# Finally got tank running



## Kevsawce (May 27, 2004)

I finnally got my tank running. I got my filter and salt water in right now. Tomarrow I am picking up some live rock and then will wait about a month to get fish. I will post pics once I have fish and everything in there.


----------



## Raptor (Jan 3, 2003)

Cool! Make sure you have an ammonia source for the liverock to feed off of. I like to use small pieces of shrimp.


----------



## Kevsawce (May 27, 2004)

today I got some damsels and some more live rock. I love the damsels. there very pretty and colorful


----------



## Raptor (Jan 3, 2003)

Cool!
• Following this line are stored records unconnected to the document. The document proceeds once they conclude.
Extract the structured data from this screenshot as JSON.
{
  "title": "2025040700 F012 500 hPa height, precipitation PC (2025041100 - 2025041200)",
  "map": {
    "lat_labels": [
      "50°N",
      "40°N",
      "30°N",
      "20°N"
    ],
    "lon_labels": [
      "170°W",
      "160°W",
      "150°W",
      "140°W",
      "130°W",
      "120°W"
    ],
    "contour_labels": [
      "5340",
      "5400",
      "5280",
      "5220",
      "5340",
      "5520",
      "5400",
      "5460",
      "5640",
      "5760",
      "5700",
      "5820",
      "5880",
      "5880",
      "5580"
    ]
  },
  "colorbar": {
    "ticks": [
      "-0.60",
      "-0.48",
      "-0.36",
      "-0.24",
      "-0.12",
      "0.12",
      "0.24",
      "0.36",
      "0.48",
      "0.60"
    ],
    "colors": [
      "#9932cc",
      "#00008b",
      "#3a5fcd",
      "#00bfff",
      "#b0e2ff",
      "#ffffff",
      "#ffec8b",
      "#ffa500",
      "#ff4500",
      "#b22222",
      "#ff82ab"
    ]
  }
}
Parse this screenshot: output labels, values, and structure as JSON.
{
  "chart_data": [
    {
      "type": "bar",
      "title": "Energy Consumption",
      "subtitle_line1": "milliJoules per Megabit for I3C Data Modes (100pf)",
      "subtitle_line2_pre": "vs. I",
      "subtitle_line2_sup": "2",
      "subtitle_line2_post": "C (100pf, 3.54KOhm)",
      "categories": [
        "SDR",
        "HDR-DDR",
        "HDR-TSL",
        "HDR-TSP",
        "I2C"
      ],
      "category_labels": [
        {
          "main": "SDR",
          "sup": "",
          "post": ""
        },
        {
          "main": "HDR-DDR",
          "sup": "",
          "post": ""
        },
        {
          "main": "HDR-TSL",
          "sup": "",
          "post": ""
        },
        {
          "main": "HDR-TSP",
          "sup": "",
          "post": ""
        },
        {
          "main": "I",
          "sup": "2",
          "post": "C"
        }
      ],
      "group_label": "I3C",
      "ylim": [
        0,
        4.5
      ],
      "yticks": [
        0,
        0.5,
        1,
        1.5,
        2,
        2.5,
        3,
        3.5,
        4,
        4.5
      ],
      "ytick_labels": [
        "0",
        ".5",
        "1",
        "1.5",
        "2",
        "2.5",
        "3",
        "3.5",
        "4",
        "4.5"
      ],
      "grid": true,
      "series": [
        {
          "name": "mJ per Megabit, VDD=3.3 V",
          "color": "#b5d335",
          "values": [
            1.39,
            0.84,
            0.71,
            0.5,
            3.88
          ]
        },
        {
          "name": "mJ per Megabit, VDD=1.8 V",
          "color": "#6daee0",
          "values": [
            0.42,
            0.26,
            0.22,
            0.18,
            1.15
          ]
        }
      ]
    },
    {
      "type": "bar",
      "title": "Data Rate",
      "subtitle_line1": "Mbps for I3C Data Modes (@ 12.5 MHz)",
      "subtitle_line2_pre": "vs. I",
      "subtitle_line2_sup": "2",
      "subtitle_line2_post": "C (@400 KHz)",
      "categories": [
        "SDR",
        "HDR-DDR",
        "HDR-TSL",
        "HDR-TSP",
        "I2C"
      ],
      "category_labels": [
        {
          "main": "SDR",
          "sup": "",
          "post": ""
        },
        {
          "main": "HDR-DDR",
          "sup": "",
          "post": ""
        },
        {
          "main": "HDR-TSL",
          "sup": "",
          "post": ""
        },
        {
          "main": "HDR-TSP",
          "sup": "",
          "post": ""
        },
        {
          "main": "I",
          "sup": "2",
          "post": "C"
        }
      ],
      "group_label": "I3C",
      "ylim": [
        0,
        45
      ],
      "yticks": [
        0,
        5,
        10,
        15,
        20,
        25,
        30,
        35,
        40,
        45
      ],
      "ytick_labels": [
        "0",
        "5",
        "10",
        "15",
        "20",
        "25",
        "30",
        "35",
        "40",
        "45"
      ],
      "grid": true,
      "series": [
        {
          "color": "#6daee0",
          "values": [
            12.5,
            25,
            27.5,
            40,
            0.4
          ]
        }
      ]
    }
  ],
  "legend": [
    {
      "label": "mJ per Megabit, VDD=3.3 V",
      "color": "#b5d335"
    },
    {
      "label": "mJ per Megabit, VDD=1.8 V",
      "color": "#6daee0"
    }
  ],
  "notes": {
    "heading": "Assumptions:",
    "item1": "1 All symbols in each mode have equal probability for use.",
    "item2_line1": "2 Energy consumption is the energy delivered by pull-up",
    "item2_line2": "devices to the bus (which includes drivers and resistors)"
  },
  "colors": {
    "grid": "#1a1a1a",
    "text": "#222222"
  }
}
Welcome to the world of salt.


----------



## cruzeoc (Aug 30, 2004)

make sure you keep an eye on your fish buying dont overload it and read allot on the specias of fish your getting damsels are very aggressive but cool and try not to get in debt with the salt hobby


----------



## thePACK (Jan 3, 2003)

welcome to the salt dogs...remember to test your water,before you add your main fish..make sure your water levels are in good condition


----------



## zygapophysis (Jul 16, 2004)

damsles are cool and are related to clowns and everything but htey get all mean and territorial and then when you wanan get rid of they are so hard to ctach, ice seen em jump out a few times also


----------